La stupidité américaine n'a rien de nouveau. Nous sommes le pays qui a donné au monde l'économie de ruissellement, l'Opération Liberté Immuable et le truc où l'on met une visière à l'envers. Mais nous avons vraiment franchi une nouvelle étape cette année. Nous ne sommes plus anti-intellectuels. Nous sommes activement anti-intellectuels. Fermez les yeux et imaginez ce qui se passerait si l'idée de la ceinture de sécurité était introduite dans le pays aujourd'hui. Vous savez exactement lequel de vos camarades de lycée se lancerait à travers un pare-brise sur Instagram pour montrer qu'il est un alpha, et vous avez de la chance si vous n'en trouvez qu'un seul.

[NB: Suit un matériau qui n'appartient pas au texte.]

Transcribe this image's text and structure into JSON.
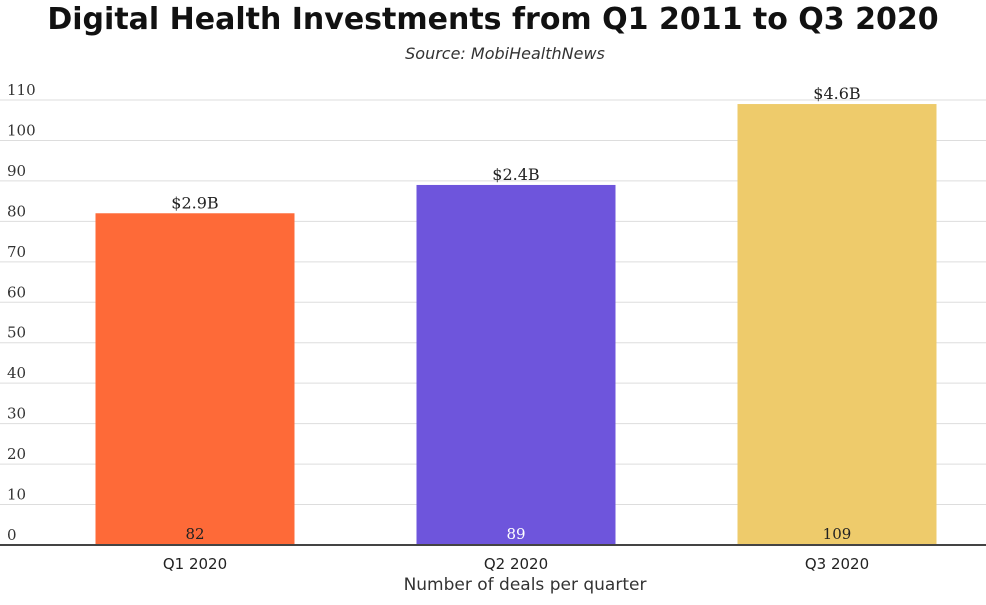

Peut-être est-ce dû au fait que notre écosystème informationnel a été pulvérisé par des réseaux sociaux dictés par des algorithmes, peut-être que les effets dévastateurs du définancement de NPR et PBS ont été instantanés et rétroactifs, ou peut-être que le fait que Love Island ait débuté comme une émission de télévision britannique plutôt qu'américaine nous fait craindre de perdre notre avance. Mais bon sang, on est vraiment dans le coup cette année.

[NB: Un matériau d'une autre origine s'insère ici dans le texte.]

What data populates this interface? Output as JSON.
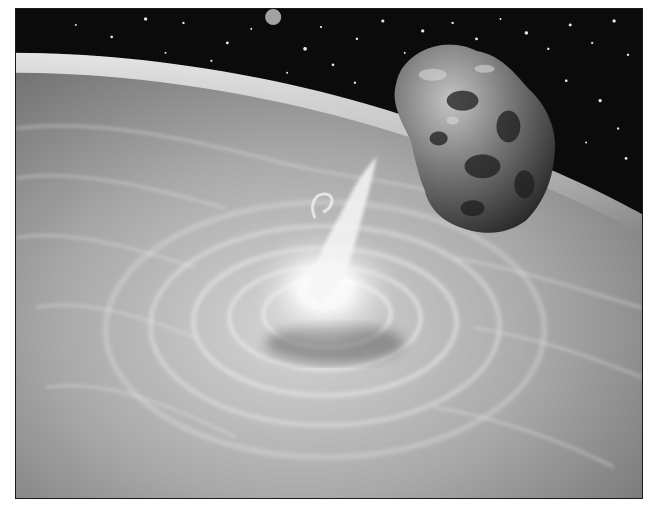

On peut se demander s'il ne s'agit pas simplement d'une série aléatoire de choix inconsidérés. On peut se demander si le coût de la perte d'innovation américaine est inférieur aux bénéfices d'une population plus stupide, plus confuse et plus influençable. On peut aussi se demander ce qu'on ferait différemment si c'était exactement ce qu'on voulait.

Comme l'industrie du tabac, Big Stupid contrôle quasiment tous les leviers du pouvoir aux États-Unis. Son action est massive, ciblée et terriblement efficace. Et comme Big Tobacco, Big Stupid œuvre au service d'un produit qui ne peut que nous tuer.

Au moins, une cigarette a l'air cool.